Yesterday’s post was so fun I couldn’t stop:

“No man was ever taken to hell by a woman unless he already had a ticket in his pocket or at least had been fooling around with timetables.” –Rex Stout, Some Buried Caesar

As a former youth minister, I can tell you: there are a lot of people out there teaching girls that all sexual sin out there is their fault. Must be nice to be a boy growing up in that fault-free environment!

“We are all vainer of our luck than of our merits.” –Rex Stout, The Rubber Band

Some judge the poor of the world as though their lot in life is entirely a result of lack of effort. That is the easiest way to live with excess in a world of suffering.

“Afraid? I can dodge folly without backing into fear.” –Rex Stout, The Doorbell Rang

This would be a great phrase to know as a teen facing peer pressure.

“Why was this bloody world created?"
"As a sewer for the stars," a voice in front of him said. "Alternatively to know God and to glorify Him forever."
" [...] The two answers are not, of course, necessarily alternative.” –Charles Williams, War in Heaven

I love systems of belief that embrace paradox, or at least multiple answers to a question.

“Now the trouble about trying to make yourself stupider than you really are is that you very often succeed.” –C. S. Lewis, The Magician’s Nephew

It seems this is the mission of mankind. Just look at the intellectual elite.

“They would say,” he answered, “that you do not fail in obedience through lack of love, but have lost love because you never attempted obedience.” ― C.S. Lewis, That Hideous Strength

The context in the story is marriage, but this also applies to the walk of discipleship.

“It was all very well going on about pure logic and how the universe was ruled by logic and the harmony of numbers, but the plain fact of the matter was that the Disc was manifestly traversing space on the back of a giant turtle and the gods had a habit of going round to atheists' houses and smashing their windows.” –Terry Pratchett, The Color of Magic

I love the idea of this absurdist author laughing at the idea of atheists in his creation.

“A dog reflects the family life.
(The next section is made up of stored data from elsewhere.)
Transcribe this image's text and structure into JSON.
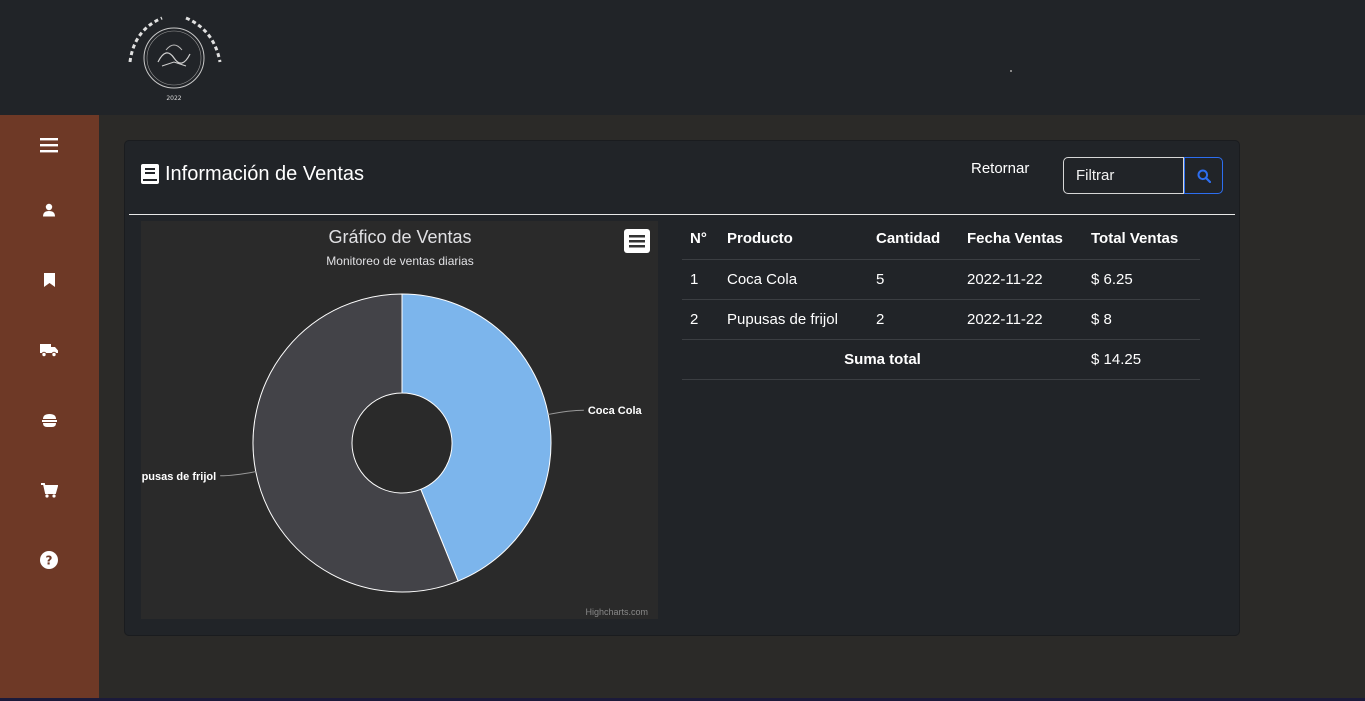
{
  "logo": {
    "text": "NOCHES DE EL SALVADOR",
    "year": "2022"
  },
  "sidebar": {
    "items": [
      {
        "icon": "hamburger-icon"
      },
      {
        "icon": "user-icon"
      },
      {
        "icon": "bookmark-icon"
      },
      {
        "icon": "truck-icon"
      },
      {
        "icon": "burger-icon"
      },
      {
        "icon": "cart-icon"
      },
      {
        "icon": "help-icon"
      }
    ]
  },
  "card": {
    "title": "Información de Ventas",
    "retornar": "Retornar",
    "filter_placeholder": "Filtrar"
  },
  "chart_data": {
    "type": "pie",
    "title": "Gráfico de Ventas",
    "subtitle": "Monitoreo de ventas diarias",
    "credits": "Highcharts.com",
    "series": [
      {
        "name": "Coca Cola",
        "value": 6.25,
        "color": "#7cb5ec"
      },
      {
        "name": "Pupusas de frijol",
        "value": 8,
        "color": "#434348"
      }
    ]
  },
  "table": {
    "headers": [
      "N°",
      "Producto",
      "Cantidad",
      "Fecha Ventas",
      "Total Ventas"
    ],
    "rows": [
      [
        "1",
        "Coca Cola",
        "5",
        "2022-11-22",
        "$ 6.25"
      ],
      [
        "2",
        "Pupusas de frijol",
        "2",
        "2022-11-22",
        "$ 8"
      ]
    ],
    "sum_label": "Suma total",
    "sum_value": "$ 14.25"
  }
}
Whoever saw a frisky dog in a gloomy family, or a sad dog in a happy one? Snarling people have snarling dogs, dangerous people have dangerous ones.” ― Arthur Conan Doyle, The Case-Book of Sherlock Holmes

As a dog owner—and of a nice dog I hope—I like to think this observation is true.

“Watson. Come at once if convenient. If inconvenient, come all the same.” ― Arthur Conan Doyle, Sherlock Holmes: Adventure of the Creeping Man

Now that is leadership!

“I daren't come and drink," said Jill. "Then you will die of thirst," said the Lion.
"Oh dear!" said Jill, coming another step nearer. "I suppose I must go and look for another stream then."
"There is no other stream," said the Lion.” ― C.S. Lewis, The Silver Chair

“So, thanking you kindly for our supper, if these two gentlemen and the young lady are ready, we're leaving your court at once and setting out in the dark to spend our lives looking for Overland. Not that our lives will be very long, I should think; but that's a small loss if the world's as dull a place as you say.” ― C.S. Lewis, The Silver Chair

These last two are small portions of much larger texts in my second favorite tome of The Chronicles of Narnia. You really ought to search them out and read them in full.